Politik islamcı faşist şeflik rejimi Başûr’daki Medya Savunma Alanlarından aldığı yenilgi ve darbeyi Türk halkından gizlemek için savaş uçaklarıyla Rojava’yı bombaladı. Türk sömürgeciliği çaresizce ve savaş suçları işleyerek Rojava’daki altyapı tesislerini vurdu. Yine sivilleri katletti. Faşist şeflik rejimi, Başûr’daki yenilginin acısı ve çaresizliğiyle bilinen savaş konseptini uyguluyor. DEM Parti ve Kürt demokratik kurumlara gözaltı operasyonlarıyla saldırıyor, Türk şovenizmini körüklüyor, faşist linçler örgütlüyor. Rojava’ya sömürgeci savaş saldırılarıyla mütemadiyen alt yapıyı tahrip ediyor. İsrail’in Gazze ve tüm Filistin’e yaptığı gibi Rojava’da sosyal yaşamı çekilmez hale getirmeye ve siyasal yapıyı çözmeye, adım adım Rojava statüsünü ortadan kaldırmaya çalışıyor. Türk sömürgeciliği, kimyasal silah dahil tüm savaş kapasitesini limitlerine vardırarak kullanıyor. Buna rağmen Kürt özgürlük mücadelesini stratejik olarak yenilgiye uğratmayı başaramıyor ve ilerleyemiyor. Tam aksine Kürt özgürlük gerillası karşısında taktik yenilgiler ve ağır darbeler alıyor. İnisiyatif, güç, konum kaybederek zayıflıyor.

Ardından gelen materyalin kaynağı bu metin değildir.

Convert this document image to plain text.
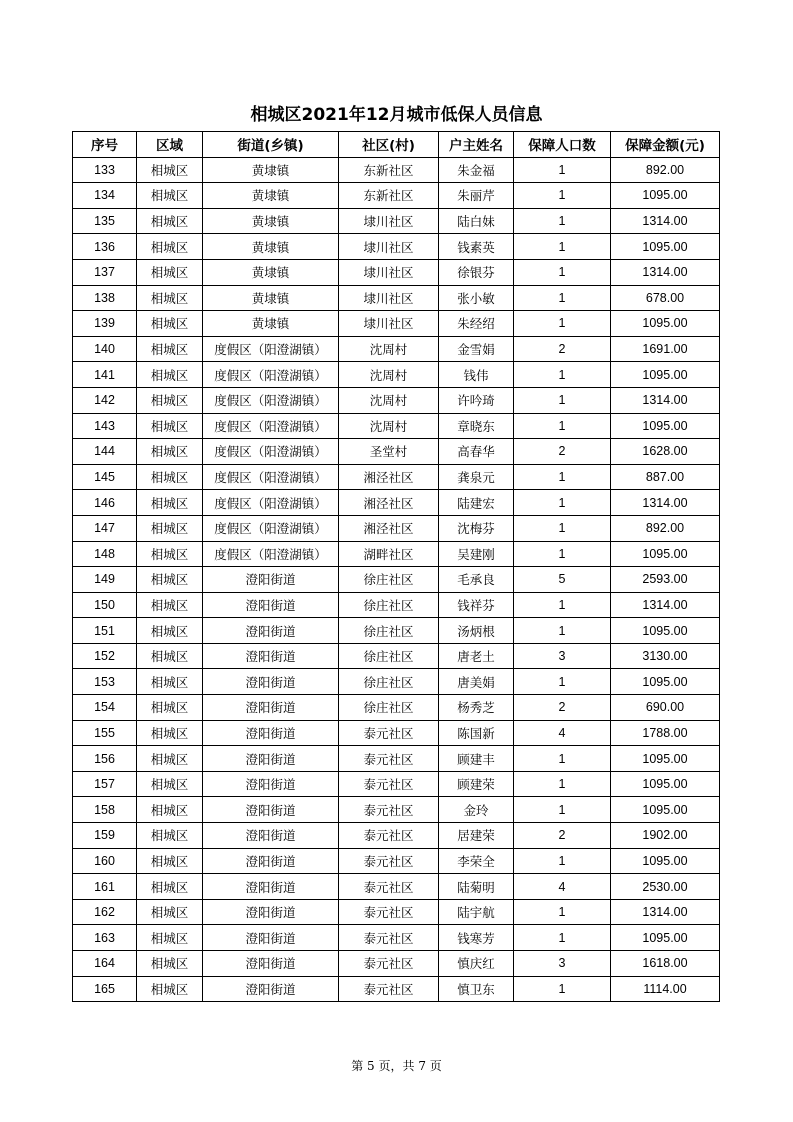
相城区2021年12月城市低保人员信息
序号	区域	街道(乡镇)	社区(村)	户主姓名	保障人口数	保障金额(元)
133	相城区	黄埭镇	东新社区	朱金福	1	892.00
134	相城区	黄埭镇	东新社区	朱丽芹	1	1095.00
135	相城区	黄埭镇	埭川社区	陆白妹	1	1314.00
136	相城区	黄埭镇	埭川社区	钱素英	1	1095.00
137	相城区	黄埭镇	埭川社区	徐银芬	1	1314.00
138	相城区	黄埭镇	埭川社区	张小敏	1	678.00
139	相城区	黄埭镇	埭川社区	朱经绍	1	1095.00
140	相城区	度假区（阳澄湖镇）	沈周村	金雪娟	2	1691.00
141	相城区	度假区（阳澄湖镇）	沈周村	钱伟	1	1095.00
142	相城区	度假区（阳澄湖镇）	沈周村	许吟琦	1	1314.00
143	相城区	度假区（阳澄湖镇）	沈周村	章晓东	1	1095.00
144	相城区	度假区（阳澄湖镇）	圣堂村	高春华	2	1628.00
145	相城区	度假区（阳澄湖镇）	湘泾社区	龚泉元	1	887.00
146	相城区	度假区（阳澄湖镇）	湘泾社区	陆建宏	1	1314.00
147	相城区	度假区（阳澄湖镇）	湘泾社区	沈梅芬	1	892.00
148	相城区	度假区（阳澄湖镇）	湖畔社区	吴建刚	1	1095.00
149	相城区	澄阳街道	徐庄社区	毛承良	5	2593.00
150	相城区	澄阳街道	徐庄社区	钱祥芬	1	1314.00
151	相城区	澄阳街道	徐庄社区	汤炳根	1	1095.00
152	相城区	澄阳街道	徐庄社区	唐老土	3	3130.00
153	相城区	澄阳街道	徐庄社区	唐美娟	1	1095.00
154	相城区	澄阳街道	徐庄社区	杨秀芝	2	690.00
155	相城区	澄阳街道	泰元社区	陈国新	4	1788.00
156	相城区	澄阳街道	泰元社区	顾建丰	1	1095.00
157	相城区	澄阳街道	泰元社区	顾建荣	1	1095.00
158	相城区	澄阳街道	泰元社区	金玲	1	1095.00
159	相城区	澄阳街道	泰元社区	居建荣	2	1902.00
160	相城区	澄阳街道	泰元社区	李荣全	1	1095.00
161	相城区	澄阳街道	泰元社区	陆菊明	4	2530.00
162	相城区	澄阳街道	泰元社区	陆宇航	1	1314.00
163	相城区	澄阳街道	泰元社区	钱寒芳	1	1095.00
164	相城区	澄阳街道	泰元社区	慎庆红	3	1618.00
165	相城区	澄阳街道	泰元社区	慎卫东	1	1114.00
第 5 页，共 7 页
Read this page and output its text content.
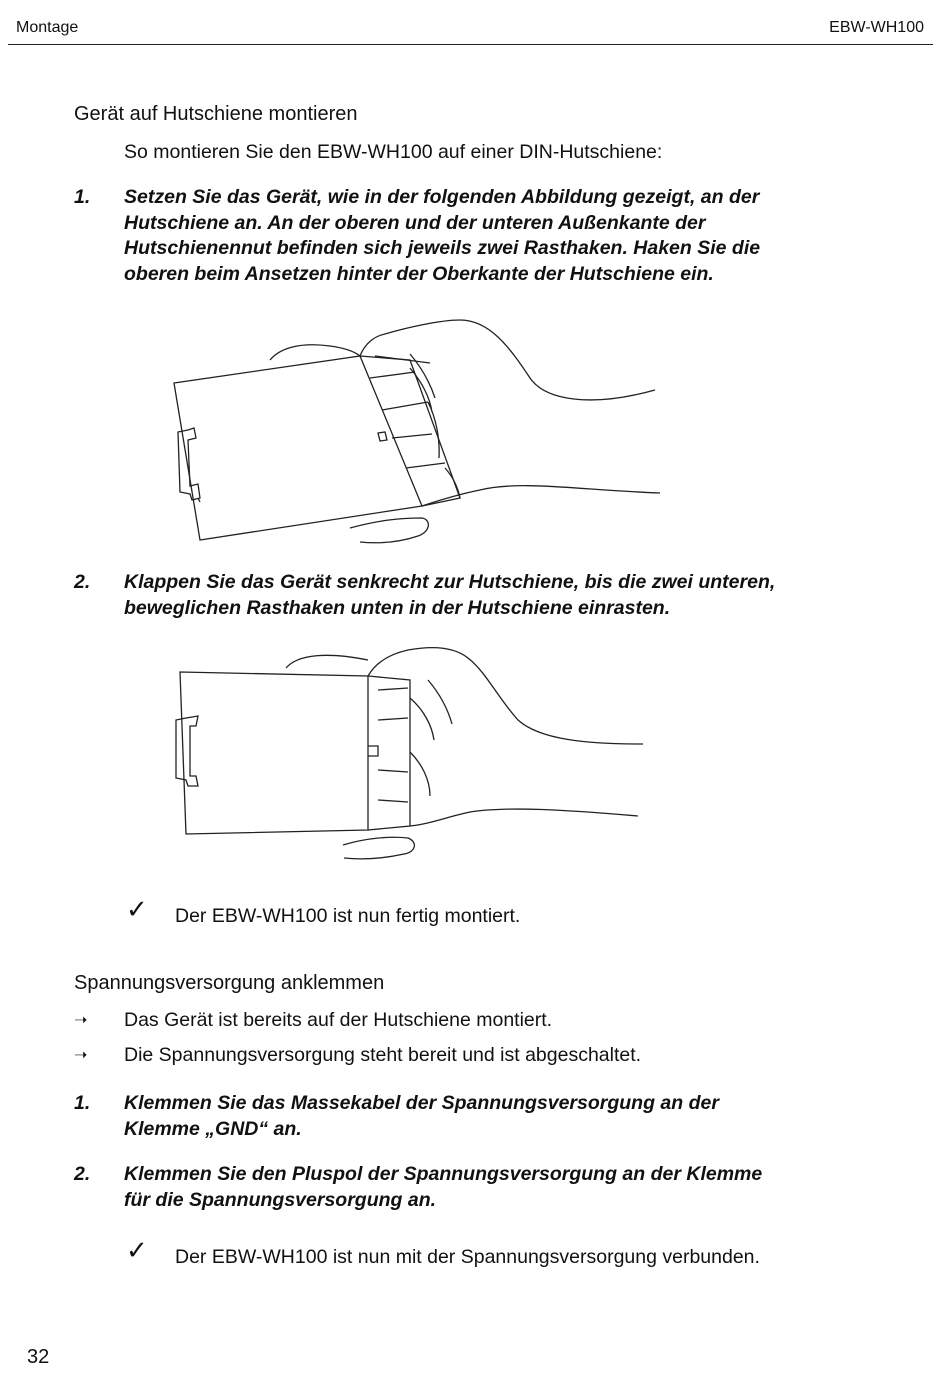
Montage	EBW-WH100
Gerät auf Hutschiene montieren
So montieren Sie den EBW-WH100 auf einer DIN-Hutschiene:
1. Setzen Sie das Gerät, wie in der folgenden Abbildung gezeigt, an der
Hutschiene an. An der oberen und der unteren Außenkante der
Hutschienennut befinden sich jeweils zwei Rasthaken. Haken Sie die
oberen beim Ansetzen hinter der Oberkante der Hutschiene ein.
2. Klappen Sie das Gerät senkrecht zur Hutschiene, bis die zwei unteren,
beweglichen Rasthaken unten in der Hutschiene einrasten.
✓ Der EBW-WH100 ist nun fertig montiert.
Spannungsversorgung anklemmen
➝ Das Gerät ist bereits auf der Hutschiene montiert.
➝ Die Spannungsversorgung steht bereit und ist abgeschaltet.
1. Klemmen Sie das Massekabel der Spannungsversorgung an der
Klemme „GND“ an.
2. Klemmen Sie den Pluspol der Spannungsversorgung an der Klemme
für die Spannungsversorgung an.
✓ Der EBW-WH100 ist nun mit der Spannungsversorgung verbunden.
32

Gerillanın Xakurkê ve Zap hamlesi sömürgeci faşist şeflik rejiminin açmazlarını büyüttü. Faşist şefin yönetme krizinin derinleşeceğini gösterdi. CHP’nin Başûr yenilgisinden sonraki tavrı, işbirlikçi Türk egemen sınıflarının sömürgeci savaşın gidişatı konusundaki önemli bir çatlağını dışa vurdu. Emekçi sol hareketimiz verili duruma asla bigane kalmamalıdır. Politik islamcı faşist şeflik rejiminin sürdürdüğü sömürgeci savaşa karşı sesini ve eylemini yükseltmelidir. Kürdistan özgürlük gerillasının halklarımıza verdiği direniş ve mücadele mesajı doğru kavranmalıdır. Faşist şefin şovenizm kampanyalarını tersyüz edecek sorgulamalar eylemli biçimde geliştirilmeli, ezilenlerin devrimci kavgası birleşik ve fiili meşru mücadele yolundan ilerletilmelidir.
*İşçi Sınıfı ve Ezilenlerin Sesi ATILIM gazetesinin 29 Aralık tarihli 148. sayı başyazısı.